To prioritize – increase the number of well-intentioned, highly capable people

Well-intentioned, highly capable people are a scarce resource, and will almost certainly continue to be highly useful going forward. Increasing the number of well-intentioned, highly capable people seems robustly good, as such people are able to diagnosis & coordinate together on future problems as they arise.

Projects like CFAR and SPARC are in this category.

In a different vein, psychedelic experiences hold promise as a treatment for treatment-resistant depression, and may also improve the intentions of highly capable people who have not reflected much about what matters (“the betterment of well people”).

EA focus areas to deprioritize, maybe

The steering capacity framework suggests deprioritizing animal welfare & global health interventions, to the extent that these interventions’ effectiveness is driven by their proximate impacts.

Under this framework, prioritizing animal welfare & global health interventions may be justified, but only on the basis of improving our intent, wisdom, coordination, capability, or predictive power.

To deprioritize, maybe – animal welfare

To the extent that animal welfare interventions expand our civilization’s moral circle, they may hold promise as interventions that improve our intentions & understanding of what matters (the Sentience Institute is doing work along this line).

However, following this framework, the case for animal welfare interventions has to be made on these grounds, not on the basis of cost-effectively reducing animal suffering in the present.

This is because the animals that are helped in such interventions cannot help “steer the ship” – they cannot contribute to making sure that our civilization’s trajectory is headed in a good direction.

To deprioritize, maybe – global health

To the extent that global health interventions improve coordination, or reduce x-risk by increasing socio-political stability, they may hold promise under the steering capacity framework.

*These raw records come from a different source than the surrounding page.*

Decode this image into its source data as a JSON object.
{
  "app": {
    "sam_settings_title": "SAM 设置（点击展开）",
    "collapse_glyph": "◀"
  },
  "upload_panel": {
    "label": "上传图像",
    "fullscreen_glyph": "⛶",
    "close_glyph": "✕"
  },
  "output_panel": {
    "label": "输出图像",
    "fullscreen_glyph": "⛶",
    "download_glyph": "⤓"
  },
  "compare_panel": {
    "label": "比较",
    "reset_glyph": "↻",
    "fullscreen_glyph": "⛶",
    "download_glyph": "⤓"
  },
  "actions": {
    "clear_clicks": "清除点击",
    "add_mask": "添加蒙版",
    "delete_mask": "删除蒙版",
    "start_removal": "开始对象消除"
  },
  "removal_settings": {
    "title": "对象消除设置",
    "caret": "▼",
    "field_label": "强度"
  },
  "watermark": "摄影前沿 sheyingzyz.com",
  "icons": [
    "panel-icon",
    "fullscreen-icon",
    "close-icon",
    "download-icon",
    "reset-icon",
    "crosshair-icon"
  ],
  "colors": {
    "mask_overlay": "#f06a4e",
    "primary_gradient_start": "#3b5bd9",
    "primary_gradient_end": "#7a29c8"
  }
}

However, the case for global health interventions would have to be made on the grounds of increasing coordination, reducing x-risk, or improving another steering capacity attribute. Arguments for global health interventions on the grounds that they cost-effectively help people in the present day (without consideration of how this bears on our future trajectory) are not competitive under this framework.

Conclusion

In sum, I think the fact that we are intractably clueless implies a portfolio approach to doing good – pursuing, in parallel, a large number of diverse hypotheses about how to do good.

Interventions that improve our understanding of what matters, improve governance, improve prediction-making ability, reduce existential risk, and increase the number of well-intentioned, highly capable people are all promising. Global health & animal welfare interventions may hold promise as well, but the case for these cause areas needs to be made on the basis of improving our steering capacity, not on the basis of their proximate impacts.

Thanks to members of the Mather essay discussion group and an anonymous collaborator for thoughtful feedback on drafts of this post. Views expressed above are my own. Cross-posted to LessWrong & my personal blog.


Footnotes

[1]: Nick Beckstead has done the best work I know of on the topic of why the far future matters. This post is a good introduction; for a more in-depth treatment see his PhD thesis, On the Overwhelming Importance of Shaping the Far Future.

[2]: I’m grateful to Ben Hoffman for discussion that fleshed out the “steering capacity” concept; see this comment thread.

[3]: Note that this list of attributes is not exhaustive & this metaphor isn’t perfect. I’ve found the space travel metaphor useful for thinking about cause prioritization given our uncertainty about the far future, so am deploying it here.

[4]: Maintaining reversibility is important because given our cluelessness, we are unsure of the net impact of any action. When uncertain about overall impact, it’s important to be able to walk back actions that we come to view as net negative.

[5]: I’m not sure of how to prioritize these things amongst themselves. Probably improving our understanding of what matters & our predictive power are highest priority, but that’s a very weakly held view.